YOUNGSTOWN, Ohio (WKBN) – Lou Lyras, a local business owner, is petitioning to run for Tim Ryan’s seat in Congress as an Independent. While Lyras is still looking for more signatures on his petition, he said he’s confident that once he gets them, his background and ideas will take him further than partisanship.
Lyras held a campaign event Friday night in downtown Youngstown. Several supporters attended, signing Lyras’ petition to run for office and talking with him about his stance.
A few short months ago, WKBN covered a story about Lyras, whose business — Corcon — repaints large bridges. Now he’s looking to repaint Ohio’s 13th Congressional District.
“I know that to beat Tim Ryan is going to be difficult, but now you got your name on the ballot, there’s a third chance and that’s what’s going to be good about this,” Lyras said.
Before he does, he needs 1,500 signatures.
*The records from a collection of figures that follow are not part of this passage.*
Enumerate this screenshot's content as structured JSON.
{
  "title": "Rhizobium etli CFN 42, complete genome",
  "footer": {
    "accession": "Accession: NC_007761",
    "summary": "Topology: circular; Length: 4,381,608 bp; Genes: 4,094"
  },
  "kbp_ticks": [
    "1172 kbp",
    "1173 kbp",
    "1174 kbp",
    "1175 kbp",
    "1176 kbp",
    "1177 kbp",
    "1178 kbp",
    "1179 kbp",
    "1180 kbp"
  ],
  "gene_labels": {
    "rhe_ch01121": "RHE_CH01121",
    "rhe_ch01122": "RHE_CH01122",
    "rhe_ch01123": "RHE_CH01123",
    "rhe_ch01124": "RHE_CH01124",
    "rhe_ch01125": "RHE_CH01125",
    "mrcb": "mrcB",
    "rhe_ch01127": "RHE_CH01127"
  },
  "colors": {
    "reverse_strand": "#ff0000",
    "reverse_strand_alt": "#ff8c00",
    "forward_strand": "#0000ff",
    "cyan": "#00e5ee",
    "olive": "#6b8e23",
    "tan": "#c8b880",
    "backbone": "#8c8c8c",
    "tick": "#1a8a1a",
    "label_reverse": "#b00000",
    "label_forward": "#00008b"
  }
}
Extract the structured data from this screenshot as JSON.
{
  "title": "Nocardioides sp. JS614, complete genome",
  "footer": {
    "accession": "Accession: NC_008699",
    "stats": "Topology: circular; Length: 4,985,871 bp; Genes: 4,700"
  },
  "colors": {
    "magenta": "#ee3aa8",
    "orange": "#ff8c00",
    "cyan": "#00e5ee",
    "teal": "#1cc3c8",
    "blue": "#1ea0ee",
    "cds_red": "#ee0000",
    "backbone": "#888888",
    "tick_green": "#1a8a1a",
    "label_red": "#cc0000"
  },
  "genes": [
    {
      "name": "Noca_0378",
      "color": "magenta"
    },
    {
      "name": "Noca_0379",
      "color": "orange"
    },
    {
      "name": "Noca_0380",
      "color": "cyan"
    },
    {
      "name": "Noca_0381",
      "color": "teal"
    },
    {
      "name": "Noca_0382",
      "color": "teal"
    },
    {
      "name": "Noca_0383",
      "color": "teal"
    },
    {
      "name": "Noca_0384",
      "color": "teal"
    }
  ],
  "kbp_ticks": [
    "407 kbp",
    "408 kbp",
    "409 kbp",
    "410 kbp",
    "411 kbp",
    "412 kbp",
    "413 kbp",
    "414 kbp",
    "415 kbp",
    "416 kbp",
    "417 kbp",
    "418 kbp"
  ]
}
Lyras said he’s about 300 shy of that number, but he’s looking to pass it by at least a thousand.
Right now, he’s funding the campaign himself until his name is officially on the ballot.
“I can’t be bought. Once my name is on the ballot, I will then accept donations,” he said.
Petitioning as an Independent, Lyras said he doesn’t see either party doing as they promise.
“I would love to see a Republican Party hold dear to what they meant about being conservative and saving money. I’m pro-choice. The gun control, immigration — I’ve always been much more liberal than Republican.”
Some of his supporters at the Friday event have known him for some time. Others said it was their first time at an event like that.
“He isn’t a traditional politician. He’s a businessman and I think the United States needs to be run like a business as well,” Jonny Smail said.
Lyras considers himself more than a businessman.
“Am I an environmentalist? Of course, I am an environmentalist. We need to focus on increasing nuclear power, rebuilding the plants,” he said.
His biggest reason for running for the seat?
“I actually am worried about my kids, your children, our future. I really am. I’m very upset, what’s going on in the government now,” Lyras said.
He has until May 7, the day before the primary election, to get the signatures. He will then submit it to the board of elections for verification.
Until then, he plans on holding several more events like this one, getting as many signatures as possible.